The system is capable to independently trap several hundred submicron-sized particles with nanometer resolution within a lateral addressable range in the sample plane of 150x150 µm². Incorporated into an inverted custom-built microscope, the system is applied to manipulate cells and to measure cell adhesion forces using functionalized polystyrol beads.
Fig. 1: Schematic drawing of the laser tweezer setup. (AOD: Acousto-Optical Deflector)
The setup is composed of an infrared Laser (Compass1064, Coherent), an acousto-optical deflector (AOD) with control unit (AA Optoelectronic and Aresis) and a custom-built microscope. To focus the laser beam an objective with a high numerical aperture is used (Plan-Neofluar 63x, 1.2 NA Korr, water immersion; Zeiss). For the second objective, which is used for signal detection, magnifications from 10x to 63x are available. A white light emitting diode (LED) serves as microscope illumination. For epifluorescence illumination an additional port in the lower part of the microscope is accessible and equipped with a high power lamp (X-Cite 120, Exfo).

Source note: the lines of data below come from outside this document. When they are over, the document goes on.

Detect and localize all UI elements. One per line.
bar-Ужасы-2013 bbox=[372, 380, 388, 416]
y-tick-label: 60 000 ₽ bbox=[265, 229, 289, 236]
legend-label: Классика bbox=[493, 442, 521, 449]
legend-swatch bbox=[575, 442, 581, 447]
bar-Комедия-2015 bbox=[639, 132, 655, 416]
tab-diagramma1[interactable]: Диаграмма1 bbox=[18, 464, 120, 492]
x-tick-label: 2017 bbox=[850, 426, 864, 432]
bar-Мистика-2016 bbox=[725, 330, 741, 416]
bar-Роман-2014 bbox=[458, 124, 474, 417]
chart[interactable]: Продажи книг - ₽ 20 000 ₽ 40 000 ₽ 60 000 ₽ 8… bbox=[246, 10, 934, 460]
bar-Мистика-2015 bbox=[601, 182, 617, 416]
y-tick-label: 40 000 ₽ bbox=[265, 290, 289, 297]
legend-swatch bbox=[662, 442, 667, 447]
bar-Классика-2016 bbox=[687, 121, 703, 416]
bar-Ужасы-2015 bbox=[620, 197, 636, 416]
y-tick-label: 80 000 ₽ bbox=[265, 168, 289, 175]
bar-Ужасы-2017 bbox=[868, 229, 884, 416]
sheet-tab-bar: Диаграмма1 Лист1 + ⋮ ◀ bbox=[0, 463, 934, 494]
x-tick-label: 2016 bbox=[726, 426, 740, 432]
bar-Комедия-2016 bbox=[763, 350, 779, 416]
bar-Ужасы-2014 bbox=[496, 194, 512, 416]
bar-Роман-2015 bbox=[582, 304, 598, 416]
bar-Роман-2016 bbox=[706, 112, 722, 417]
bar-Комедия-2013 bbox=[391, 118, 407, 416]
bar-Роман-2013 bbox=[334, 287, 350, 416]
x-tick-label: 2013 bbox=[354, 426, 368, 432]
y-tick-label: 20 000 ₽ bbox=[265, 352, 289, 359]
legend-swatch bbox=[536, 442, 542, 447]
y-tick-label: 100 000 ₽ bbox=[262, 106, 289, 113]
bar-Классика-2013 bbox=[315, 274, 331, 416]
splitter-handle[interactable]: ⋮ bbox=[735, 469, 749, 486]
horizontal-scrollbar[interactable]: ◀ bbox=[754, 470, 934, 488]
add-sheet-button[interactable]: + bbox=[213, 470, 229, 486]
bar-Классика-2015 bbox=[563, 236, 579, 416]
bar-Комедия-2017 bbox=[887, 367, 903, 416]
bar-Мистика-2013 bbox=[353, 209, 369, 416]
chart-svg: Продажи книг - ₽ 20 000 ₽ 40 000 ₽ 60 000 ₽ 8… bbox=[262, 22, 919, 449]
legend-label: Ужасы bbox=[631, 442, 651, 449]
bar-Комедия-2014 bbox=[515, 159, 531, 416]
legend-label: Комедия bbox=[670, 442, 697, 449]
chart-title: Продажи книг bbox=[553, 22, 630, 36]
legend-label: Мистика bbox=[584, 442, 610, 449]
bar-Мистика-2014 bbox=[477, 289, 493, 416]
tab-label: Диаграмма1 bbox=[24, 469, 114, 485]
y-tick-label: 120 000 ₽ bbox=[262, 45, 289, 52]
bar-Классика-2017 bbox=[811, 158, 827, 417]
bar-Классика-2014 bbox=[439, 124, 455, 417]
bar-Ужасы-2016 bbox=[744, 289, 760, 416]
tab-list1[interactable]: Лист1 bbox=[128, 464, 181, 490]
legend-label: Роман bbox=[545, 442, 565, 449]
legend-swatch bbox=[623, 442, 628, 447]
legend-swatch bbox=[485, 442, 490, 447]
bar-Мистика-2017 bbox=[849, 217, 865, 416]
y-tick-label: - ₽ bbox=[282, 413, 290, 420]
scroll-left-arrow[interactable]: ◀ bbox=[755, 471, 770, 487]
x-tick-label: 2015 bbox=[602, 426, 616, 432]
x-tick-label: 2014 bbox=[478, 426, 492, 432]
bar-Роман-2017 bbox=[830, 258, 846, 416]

To generate an optical trap the laser light is first expanded and then send through the AOD. The deflector allows both, beam steering and the generation of multiple, time shared traps with a switching rate of up to 50 kHz. Thus, several hundred submicron-sized particles can be trapped independently with nanometer resolution within a lateral addressable range in the sample plane of 150x150 µm². Behind the AOD the beam is led through a set of lenses and into the microscope where the beam is focused with a high numerical aperture objective. A second objective passes the signal on to a CCD camera, where it is recorded.
For biological experiments with living cells, a live cell imaging chamber is included in the sample plan. This chamber is temperature controlled (37°C) for the culturing of mammalian cell lines and is equipped with micro fluidic devices for the exchange of cell culture media.